The customers eventually terminated their YES Strategy account, in August of 2019, after continued poor performance. They subsequently filed a formal complaint against the advisory group, alleging multiple violations, and they sought over $1.6 million in damages. The arbitration case concluded in 2021, awarding the couple only $370,891.97. The advisor, not directly named in the arbitration, did not contribute to the award.
Resolution
The advisor submitted a Statement of Claim to initiate the arbitration process. The firm responded and objected to any damages that might be assessed against it. The customers had notice of the expungement hearing and chose not to participate
The FINRA Arbitrator reviewed the documents submitted.

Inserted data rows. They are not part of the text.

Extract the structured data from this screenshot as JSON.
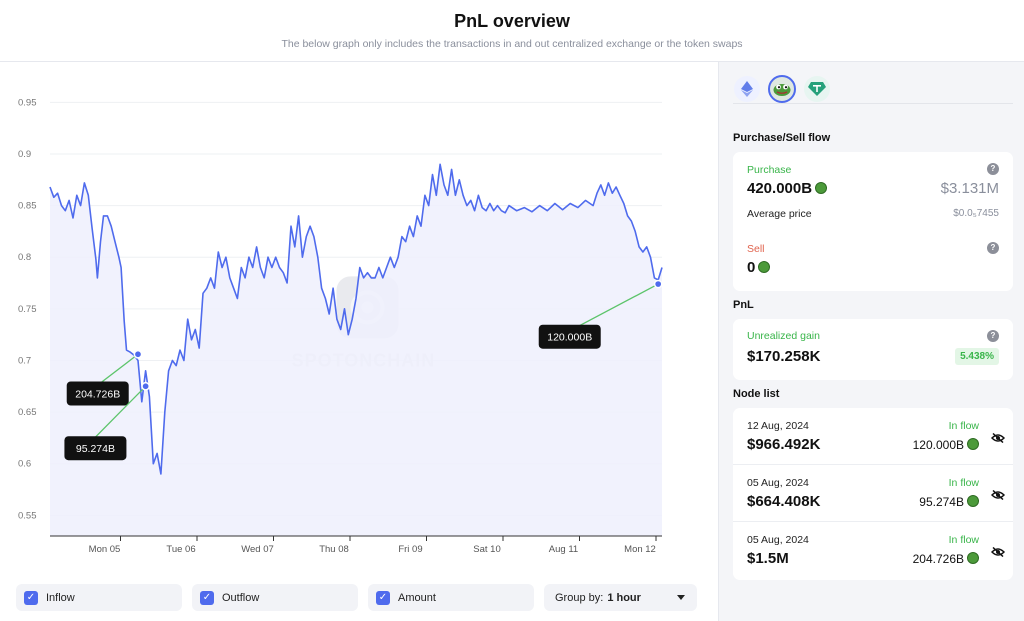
{
  "header": {
    "title": "PnL overview",
    "subtitle": "The below graph only includes the transactions in and out centralized exchange or the token swaps"
  },
  "chart_data": {
    "type": "line",
    "y_ticks": [
      "0.95",
      "0.9",
      "0.85",
      "0.8",
      "0.75",
      "0.7",
      "0.65",
      "0.6",
      "0.55"
    ],
    "y_tick_values": [
      0.95,
      0.9,
      0.85,
      0.8,
      0.75,
      0.7,
      0.65,
      0.6,
      0.55
    ],
    "ylim": [
      0.53,
      0.96
    ],
    "x_ticks": [
      "Mon 05",
      "Tue 06",
      "Wed 07",
      "Thu 08",
      "Fri 09",
      "Sat 10",
      "Aug 11",
      "Mon 12"
    ],
    "x_tick_pos": [
      1,
      2,
      3,
      4,
      5,
      6,
      7,
      8
    ],
    "xlim": [
      0.0,
      8.0
    ],
    "series": [
      {
        "color": "#4f6bed",
        "points": [
          [
            0.0,
            0.868
          ],
          [
            0.05,
            0.858
          ],
          [
            0.1,
            0.862
          ],
          [
            0.15,
            0.85
          ],
          [
            0.2,
            0.845
          ],
          [
            0.25,
            0.855
          ],
          [
            0.3,
            0.838
          ],
          [
            0.35,
            0.86
          ],
          [
            0.4,
            0.85
          ],
          [
            0.45,
            0.872
          ],
          [
            0.5,
            0.86
          ],
          [
            0.55,
            0.828
          ],
          [
            0.6,
            0.798
          ],
          [
            0.62,
            0.78
          ],
          [
            0.66,
            0.815
          ],
          [
            0.7,
            0.84
          ],
          [
            0.75,
            0.84
          ],
          [
            0.8,
            0.83
          ],
          [
            0.85,
            0.815
          ],
          [
            0.9,
            0.8
          ],
          [
            0.93,
            0.79
          ],
          [
            0.97,
            0.738
          ],
          [
            1.0,
            0.71
          ],
          [
            1.05,
            0.708
          ],
          [
            1.1,
            0.705
          ],
          [
            1.15,
            0.7
          ],
          [
            1.2,
            0.66
          ],
          [
            1.25,
            0.69
          ],
          [
            1.3,
            0.665
          ],
          [
            1.35,
            0.6
          ],
          [
            1.4,
            0.61
          ],
          [
            1.45,
            0.59
          ],
          [
            1.5,
            0.65
          ],
          [
            1.55,
            0.69
          ],
          [
            1.6,
            0.7
          ],
          [
            1.65,
            0.695
          ],
          [
            1.7,
            0.71
          ],
          [
            1.75,
            0.7
          ],
          [
            1.8,
            0.74
          ],
          [
            1.85,
            0.72
          ],
          [
            1.9,
            0.73
          ],
          [
            1.95,
            0.712
          ],
          [
            2.0,
            0.765
          ],
          [
            2.05,
            0.77
          ],
          [
            2.1,
            0.78
          ],
          [
            2.15,
            0.77
          ],
          [
            2.2,
            0.805
          ],
          [
            2.25,
            0.79
          ],
          [
            2.3,
            0.8
          ],
          [
            2.35,
            0.78
          ],
          [
            2.4,
            0.77
          ],
          [
            2.45,
            0.76
          ],
          [
            2.5,
            0.79
          ],
          [
            2.55,
            0.78
          ],
          [
            2.6,
            0.8
          ],
          [
            2.65,
            0.79
          ],
          [
            2.7,
            0.81
          ],
          [
            2.75,
            0.79
          ],
          [
            2.8,
            0.78
          ],
          [
            2.85,
            0.8
          ],
          [
            2.9,
            0.79
          ],
          [
            2.95,
            0.8
          ],
          [
            3.0,
            0.79
          ],
          [
            3.05,
            0.785
          ],
          [
            3.1,
            0.775
          ],
          [
            3.15,
            0.83
          ],
          [
            3.2,
            0.81
          ],
          [
            3.25,
            0.84
          ],
          [
            3.3,
            0.8
          ],
          [
            3.35,
            0.82
          ],
          [
            3.4,
            0.83
          ],
          [
            3.45,
            0.82
          ],
          [
            3.5,
            0.8
          ],
          [
            3.55,
            0.77
          ],
          [
            3.6,
            0.76
          ],
          [
            3.65,
            0.745
          ],
          [
            3.7,
            0.77
          ],
          [
            3.75,
            0.74
          ],
          [
            3.8,
            0.73
          ],
          [
            3.85,
            0.75
          ],
          [
            3.9,
            0.725
          ],
          [
            3.95,
            0.74
          ],
          [
            4.0,
            0.76
          ],
          [
            4.05,
            0.79
          ],
          [
            4.1,
            0.78
          ],
          [
            4.15,
            0.785
          ],
          [
            4.2,
            0.78
          ],
          [
            4.25,
            0.78
          ],
          [
            4.3,
            0.79
          ],
          [
            4.35,
            0.78
          ],
          [
            4.4,
            0.79
          ],
          [
            4.45,
            0.8
          ],
          [
            4.5,
            0.79
          ],
          [
            4.55,
            0.8
          ],
          [
            4.6,
            0.82
          ],
          [
            4.65,
            0.815
          ],
          [
            4.7,
            0.83
          ],
          [
            4.75,
            0.82
          ],
          [
            4.8,
            0.84
          ],
          [
            4.85,
            0.83
          ],
          [
            4.9,
            0.86
          ],
          [
            4.95,
            0.85
          ],
          [
            5.0,
            0.88
          ],
          [
            5.05,
            0.86
          ],
          [
            5.1,
            0.89
          ],
          [
            5.15,
            0.87
          ],
          [
            5.2,
            0.86
          ],
          [
            5.25,
            0.885
          ],
          [
            5.3,
            0.86
          ],
          [
            5.35,
            0.875
          ],
          [
            5.4,
            0.86
          ],
          [
            5.45,
            0.85
          ],
          [
            5.5,
            0.855
          ],
          [
            5.55,
            0.845
          ],
          [
            5.6,
            0.86
          ],
          [
            5.65,
            0.848
          ],
          [
            5.7,
            0.845
          ],
          [
            5.75,
            0.852
          ],
          [
            5.8,
            0.845
          ],
          [
            5.85,
            0.85
          ],
          [
            5.9,
            0.845
          ],
          [
            5.95,
            0.843
          ],
          [
            6.0,
            0.85
          ],
          [
            6.1,
            0.845
          ],
          [
            6.2,
            0.848
          ],
          [
            6.3,
            0.844
          ],
          [
            6.4,
            0.85
          ],
          [
            6.5,
            0.845
          ],
          [
            6.6,
            0.852
          ],
          [
            6.7,
            0.846
          ],
          [
            6.8,
            0.852
          ],
          [
            6.9,
            0.848
          ],
          [
            7.0,
            0.855
          ],
          [
            7.1,
            0.85
          ],
          [
            7.15,
            0.862
          ],
          [
            7.2,
            0.87
          ],
          [
            7.25,
            0.86
          ],
          [
            7.3,
            0.872
          ],
          [
            7.35,
            0.862
          ],
          [
            7.4,
            0.868
          ],
          [
            7.45,
            0.86
          ],
          [
            7.5,
            0.852
          ],
          [
            7.55,
            0.84
          ],
          [
            7.6,
            0.835
          ],
          [
            7.65,
            0.825
          ],
          [
            7.7,
            0.81
          ],
          [
            7.75,
            0.805
          ],
          [
            7.8,
            0.81
          ],
          [
            7.85,
            0.8
          ],
          [
            7.9,
            0.78
          ],
          [
            7.95,
            0.778
          ],
          [
            8.0,
            0.79
          ]
        ]
      }
    ],
    "markers": [
      {
        "x": 1.15,
        "y": 0.706,
        "label": "204.726B",
        "label_x": 0.48,
        "label_y": 0.668
      },
      {
        "x": 1.25,
        "y": 0.675,
        "label": "95.274B",
        "label_x": 0.45,
        "label_y": 0.615
      },
      {
        "x": 7.95,
        "y": 0.774,
        "label": "120.000B",
        "label_x": 6.65,
        "label_y": 0.723
      }
    ],
    "watermark": "SPOTONCHAIN"
  },
  "controls": {
    "inflow_label": "Inflow",
    "outflow_label": "Outflow",
    "amount_label": "Amount",
    "group_by_label": "Group by:",
    "group_by_value": "1 hour"
  },
  "sidebar": {
    "tokens": [
      "ethereum-icon",
      "pepe-icon",
      "tether-icon"
    ],
    "flow_title": "Purchase/Sell flow",
    "purchase_label": "Purchase",
    "purchase_amount": "420.000B",
    "purchase_usd": "$3.131M",
    "avg_price_label": "Average price",
    "avg_price_value": "$0.0₅7455",
    "sell_label": "Sell",
    "sell_amount": "0",
    "pnl_title": "PnL",
    "unrealized_label": "Unrealized gain",
    "unrealized_value": "$170.258K",
    "unrealized_pct": "5.438%",
    "node_title": "Node list",
    "nodes": [
      {
        "date": "12 Aug, 2024",
        "flow": "In flow",
        "usd": "$966.492K",
        "amount": "120.000B"
      },
      {
        "date": "05 Aug, 2024",
        "flow": "In flow",
        "usd": "$664.408K",
        "amount": "95.274B"
      },
      {
        "date": "05 Aug, 2024",
        "flow": "In flow",
        "usd": "$1.5M",
        "amount": "204.726B"
      }
    ]
  },
  "colors": {
    "line": "#4f6bed",
    "fill": "#eef0fd",
    "marker_line": "#5cc46a",
    "accent": "#4f6bed",
    "green": "#39b54a"
  }
}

He also listened to the advisor’s testimony, as well as the arguments presented by Harris Freedman, J.D.
The Arbitrator noted in his award that “The basis for the Customers’ claims…is that the Customers were inadequately advised of the downside risks of engaging in the [YES strategy.]” He added that “The evidence at hearing demonstrated that the risk disclosure information provided to the Customers by the [advisory team] was [the same as that] provided to [the advisory team] by [the firm] and [that it] apparently excluded critical information in the possession of [the firm].” That information “would have placed the Customers on notice that the investment was much riskier in volatile markets than the disclosure actually given would have implied.” The Arbitrator noted that “This failure by [the firm] resulted in [a] very large award against them and a cease and desist order being entered with regard to the [YES strategy].” Notably, the Arbitrator stated that the advisor “was not part of that proceeding nor was he named as a party or in any way involved in the underlying proceeding brought by the Customers” and that “The evidence at hearing demonstrated no basis to find that he had any part in concealing from the Customers the information that was in the possession of the [firm] but not shared with Customers.”
The Arbitrator recommended the expungement of the customer dispute from the advisor’s records — a huge success for the advisor.